Il en existe environ 300, officiellement autorisés par l'Union Européenne sur avis de l'EFSA (Autorité européenne de sécurité des aliments). Ces additifs doivent figurer obligatoirement sur les étiquettes soit en clair comme par exemple "bicarbonate de sodium", soit sous la forme d'un code précédé du nom de la catégorie, comme par exemple "colorant E102".

Leur rôle : modifier en profondeur la texture d'une préparation, allonger sa durée de conservation mais aussi simplement rendre attractif son aspect extérieur.

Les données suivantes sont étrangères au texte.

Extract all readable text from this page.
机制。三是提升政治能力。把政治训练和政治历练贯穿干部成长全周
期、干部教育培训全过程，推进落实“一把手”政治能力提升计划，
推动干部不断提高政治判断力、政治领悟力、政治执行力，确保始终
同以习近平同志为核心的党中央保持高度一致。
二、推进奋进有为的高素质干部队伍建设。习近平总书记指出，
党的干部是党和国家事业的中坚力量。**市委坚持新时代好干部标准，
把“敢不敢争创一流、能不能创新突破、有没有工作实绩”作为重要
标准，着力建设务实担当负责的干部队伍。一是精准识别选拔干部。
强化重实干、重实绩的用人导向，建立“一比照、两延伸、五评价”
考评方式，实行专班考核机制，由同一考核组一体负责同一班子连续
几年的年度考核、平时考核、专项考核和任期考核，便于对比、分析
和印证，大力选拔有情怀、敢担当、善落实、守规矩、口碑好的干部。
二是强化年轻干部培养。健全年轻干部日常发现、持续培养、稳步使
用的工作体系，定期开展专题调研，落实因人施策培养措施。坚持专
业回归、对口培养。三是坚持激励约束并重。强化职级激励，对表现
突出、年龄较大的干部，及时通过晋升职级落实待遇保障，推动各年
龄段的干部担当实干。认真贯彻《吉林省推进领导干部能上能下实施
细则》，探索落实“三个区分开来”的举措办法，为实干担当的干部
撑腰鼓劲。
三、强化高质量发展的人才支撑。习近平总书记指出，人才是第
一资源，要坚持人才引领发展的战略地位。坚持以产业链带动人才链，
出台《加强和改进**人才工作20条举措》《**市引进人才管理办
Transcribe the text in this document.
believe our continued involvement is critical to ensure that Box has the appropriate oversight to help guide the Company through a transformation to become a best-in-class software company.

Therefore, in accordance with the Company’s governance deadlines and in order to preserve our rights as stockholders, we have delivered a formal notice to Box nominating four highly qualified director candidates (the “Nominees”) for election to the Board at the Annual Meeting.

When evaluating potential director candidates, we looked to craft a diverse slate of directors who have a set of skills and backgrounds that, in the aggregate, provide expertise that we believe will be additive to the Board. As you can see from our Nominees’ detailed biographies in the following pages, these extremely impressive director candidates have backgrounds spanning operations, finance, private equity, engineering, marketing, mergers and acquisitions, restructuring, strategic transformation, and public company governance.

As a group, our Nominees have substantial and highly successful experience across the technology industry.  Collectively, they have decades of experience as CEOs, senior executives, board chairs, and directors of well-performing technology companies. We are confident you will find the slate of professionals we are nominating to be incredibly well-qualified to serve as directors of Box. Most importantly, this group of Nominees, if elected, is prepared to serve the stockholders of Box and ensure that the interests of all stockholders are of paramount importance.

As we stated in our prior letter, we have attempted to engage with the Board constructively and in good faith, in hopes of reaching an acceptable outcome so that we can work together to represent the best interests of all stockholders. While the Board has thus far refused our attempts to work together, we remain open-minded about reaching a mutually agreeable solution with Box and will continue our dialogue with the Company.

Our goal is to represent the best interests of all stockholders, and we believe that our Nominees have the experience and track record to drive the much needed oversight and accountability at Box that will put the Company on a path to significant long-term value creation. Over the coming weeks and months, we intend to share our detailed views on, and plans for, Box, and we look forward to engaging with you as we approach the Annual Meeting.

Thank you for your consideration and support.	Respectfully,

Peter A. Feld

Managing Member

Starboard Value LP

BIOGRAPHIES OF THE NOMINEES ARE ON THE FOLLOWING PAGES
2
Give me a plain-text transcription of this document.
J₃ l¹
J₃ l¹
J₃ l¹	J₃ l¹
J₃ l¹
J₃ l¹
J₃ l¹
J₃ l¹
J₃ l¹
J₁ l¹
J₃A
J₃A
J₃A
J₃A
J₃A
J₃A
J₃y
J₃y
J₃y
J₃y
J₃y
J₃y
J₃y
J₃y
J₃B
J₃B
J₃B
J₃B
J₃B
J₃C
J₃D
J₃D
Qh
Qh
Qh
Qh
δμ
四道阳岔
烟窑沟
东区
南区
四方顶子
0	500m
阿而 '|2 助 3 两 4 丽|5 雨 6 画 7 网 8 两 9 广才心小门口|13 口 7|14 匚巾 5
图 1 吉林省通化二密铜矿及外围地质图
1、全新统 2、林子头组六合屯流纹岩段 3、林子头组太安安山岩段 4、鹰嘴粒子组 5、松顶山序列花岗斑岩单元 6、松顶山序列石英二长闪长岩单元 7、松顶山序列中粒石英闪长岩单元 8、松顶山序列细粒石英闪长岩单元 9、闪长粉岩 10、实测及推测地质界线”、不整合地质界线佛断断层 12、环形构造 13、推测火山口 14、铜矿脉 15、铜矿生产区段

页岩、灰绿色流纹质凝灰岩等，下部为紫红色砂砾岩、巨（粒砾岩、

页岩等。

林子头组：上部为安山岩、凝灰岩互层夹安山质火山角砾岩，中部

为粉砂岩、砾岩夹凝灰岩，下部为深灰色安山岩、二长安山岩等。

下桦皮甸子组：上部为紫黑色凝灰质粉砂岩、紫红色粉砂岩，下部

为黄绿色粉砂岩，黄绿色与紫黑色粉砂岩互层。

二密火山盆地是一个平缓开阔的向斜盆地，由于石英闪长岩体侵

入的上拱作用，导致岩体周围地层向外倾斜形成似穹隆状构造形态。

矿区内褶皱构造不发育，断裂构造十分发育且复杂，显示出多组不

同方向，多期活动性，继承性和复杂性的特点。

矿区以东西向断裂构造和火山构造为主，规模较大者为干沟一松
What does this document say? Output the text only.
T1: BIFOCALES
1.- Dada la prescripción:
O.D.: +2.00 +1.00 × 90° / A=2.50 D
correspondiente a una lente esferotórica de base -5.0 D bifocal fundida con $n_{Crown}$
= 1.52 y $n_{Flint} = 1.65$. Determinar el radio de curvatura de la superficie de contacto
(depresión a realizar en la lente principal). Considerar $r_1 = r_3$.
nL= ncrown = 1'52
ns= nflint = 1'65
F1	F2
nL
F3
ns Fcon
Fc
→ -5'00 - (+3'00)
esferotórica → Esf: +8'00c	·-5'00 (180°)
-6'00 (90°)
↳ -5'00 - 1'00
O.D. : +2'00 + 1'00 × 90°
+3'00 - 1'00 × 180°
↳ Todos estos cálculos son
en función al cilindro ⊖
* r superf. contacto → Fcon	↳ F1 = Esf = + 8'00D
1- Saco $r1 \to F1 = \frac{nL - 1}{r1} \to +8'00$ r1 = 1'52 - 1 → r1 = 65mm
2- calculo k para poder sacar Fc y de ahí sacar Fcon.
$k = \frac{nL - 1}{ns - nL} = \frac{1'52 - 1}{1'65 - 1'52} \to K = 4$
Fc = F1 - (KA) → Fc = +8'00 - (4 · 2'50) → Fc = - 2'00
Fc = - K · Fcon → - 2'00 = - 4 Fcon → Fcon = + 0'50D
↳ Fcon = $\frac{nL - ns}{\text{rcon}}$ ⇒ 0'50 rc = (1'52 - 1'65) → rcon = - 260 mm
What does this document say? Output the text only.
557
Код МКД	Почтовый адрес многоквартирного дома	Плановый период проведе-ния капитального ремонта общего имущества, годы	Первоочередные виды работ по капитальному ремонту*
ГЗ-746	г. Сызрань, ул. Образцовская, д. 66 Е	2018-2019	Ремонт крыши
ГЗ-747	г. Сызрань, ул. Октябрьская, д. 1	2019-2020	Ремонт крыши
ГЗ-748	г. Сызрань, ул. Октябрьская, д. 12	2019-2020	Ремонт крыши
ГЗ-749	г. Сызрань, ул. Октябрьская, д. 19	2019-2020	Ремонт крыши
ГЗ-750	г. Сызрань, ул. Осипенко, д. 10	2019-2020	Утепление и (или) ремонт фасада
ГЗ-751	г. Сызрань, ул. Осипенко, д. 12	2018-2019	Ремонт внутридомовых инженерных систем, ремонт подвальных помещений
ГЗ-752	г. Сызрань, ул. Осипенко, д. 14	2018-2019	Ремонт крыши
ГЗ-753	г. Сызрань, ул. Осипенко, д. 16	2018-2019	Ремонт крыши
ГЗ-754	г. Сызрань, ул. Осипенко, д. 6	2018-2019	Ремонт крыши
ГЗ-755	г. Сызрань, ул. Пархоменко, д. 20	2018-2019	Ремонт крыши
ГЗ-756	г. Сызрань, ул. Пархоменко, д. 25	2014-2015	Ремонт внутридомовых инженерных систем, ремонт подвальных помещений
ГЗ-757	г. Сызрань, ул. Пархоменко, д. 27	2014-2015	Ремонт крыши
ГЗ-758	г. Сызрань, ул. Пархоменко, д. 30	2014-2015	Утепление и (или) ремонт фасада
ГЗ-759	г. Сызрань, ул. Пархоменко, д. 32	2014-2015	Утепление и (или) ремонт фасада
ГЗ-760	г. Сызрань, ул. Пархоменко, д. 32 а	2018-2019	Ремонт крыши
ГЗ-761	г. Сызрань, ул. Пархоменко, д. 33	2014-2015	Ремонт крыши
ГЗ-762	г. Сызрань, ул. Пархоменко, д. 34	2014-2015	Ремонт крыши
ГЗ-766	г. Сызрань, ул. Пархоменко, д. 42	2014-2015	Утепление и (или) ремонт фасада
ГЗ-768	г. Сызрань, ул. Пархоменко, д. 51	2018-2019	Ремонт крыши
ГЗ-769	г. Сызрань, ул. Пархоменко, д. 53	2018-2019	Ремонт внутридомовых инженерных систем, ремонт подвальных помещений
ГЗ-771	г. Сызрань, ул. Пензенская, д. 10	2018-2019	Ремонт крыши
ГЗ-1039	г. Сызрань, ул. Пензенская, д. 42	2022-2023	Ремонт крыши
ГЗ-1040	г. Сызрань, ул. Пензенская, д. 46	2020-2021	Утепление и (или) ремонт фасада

En voici la liste abrégée :
- les colorants : du E100 à 180
- les conservateurs : du E200 à 297
- les antioxydants : du E300 à 321
- les acidifiants : du E325 à 380
- les agents de texture (gélifiants, stabilisants, épaississants…) : du E400 à 495
- les "multitâches" : du E500 à 585
- les exhausteurs de goût : du E620 à 650
- les agents d'enrobage : E900 à 914
- les gaz : E938 à 949
- les édulcorants : du E950 à 999
- les enzymes alimentaires : E1100 à 1105
- les amidons modifiés : du E1404 à 1451.

Pas toujours utiles
La question de l'utilité et de l'innocuité des additifs alimentaires fait débat. Les industriels jurent leurs grands dieux qu'on ne peut pas s'en passer. De nombreux experts ont une autre vision de la chose.
Parmi eux, Philippe Chavanne, auteur de plusieurs ouvrages sur la question alimentaire, estime que les conservateurs pourraient être facilement remis en cause : la généralisation des réfrigérateurs et congélateurs les rendraient aujourd'hui obsolètes.*

Masquer la piètre qualité des produits
Certains additifs sont là uniquement pour remplacer des ingrédients plus nobles ou pour masquer la médiocrité de certains produits. Dans ce cas, leur usage est uniquement justifié par des préoccupations de coût (et non de goût). Mais comme le précise Thierry Souccar, journaliste spécialiste dans la nutrition : "vous n’achetez pas des aliments pour augmenter les marges des fabricants. Vous le faites pour le plaisir et pour qu’ils vous gardent en bonne santé".

Flatter l'apparence
D'autres substances ne se justifient que par des arguments marketing.
La question des colorants revient souvent à la une de l'actualité. Une enquête de Cash Investigation sur la couleur du jambon avait fait sensation en septembre 2016.
"Faut-il vraiment que le jambon arbore une improbable couleur rose plus ou moins soutenue qui n'a absolument aucun rapport avec la couleur naturelle de la viande de porc d'origine ?", questionne Philippe Chavanne. Un colorant sur deux est dérivé d'hydrocarbures. Certains sont suspectés de provoquer des dérèglements chez l'enfant : troubles de l'attention, hyperactivité, baisse de la sociabilité. D'autres seraient cancérogènes.*

Interdiction du E171
Les nanoparticules sont suspectes de toxicité. Néanmoins on en trouve dans plus de 300 produits alimentaires, la plupart du temps pour des raisons purement cosmétiques. (Voir : Les nanotechnologies, des sciences maîtrisées ?)
À la demande de huit ONG, l'une d'entre elles, le E171 (dioxyde de titane), a été interdit cette année en France à l'horizon 2020 dans les plats préparés et les confiseries. Simple agent blanchissant ou d'intensification des couleurs, cet additif est très répandu dans les gâteaux, bonbons, chewing-gum, poudres pour capuccino, épices, soupes déshydratées mais aussi dans des cosmétiques (dentifrice, crème solaire…). Et même dans des médicaments courants (Dafalgan ou Doliprane) pour rendre plus opaque leur pelliculage. Or, selon une étude de l'INRA, le E171 favorise la croissance de lésions précancéreuses chez le rat. En 2006, il avait été déjà classé "cancérogène possible" par le CIRC (Centre International de Recherche sur le Cancer).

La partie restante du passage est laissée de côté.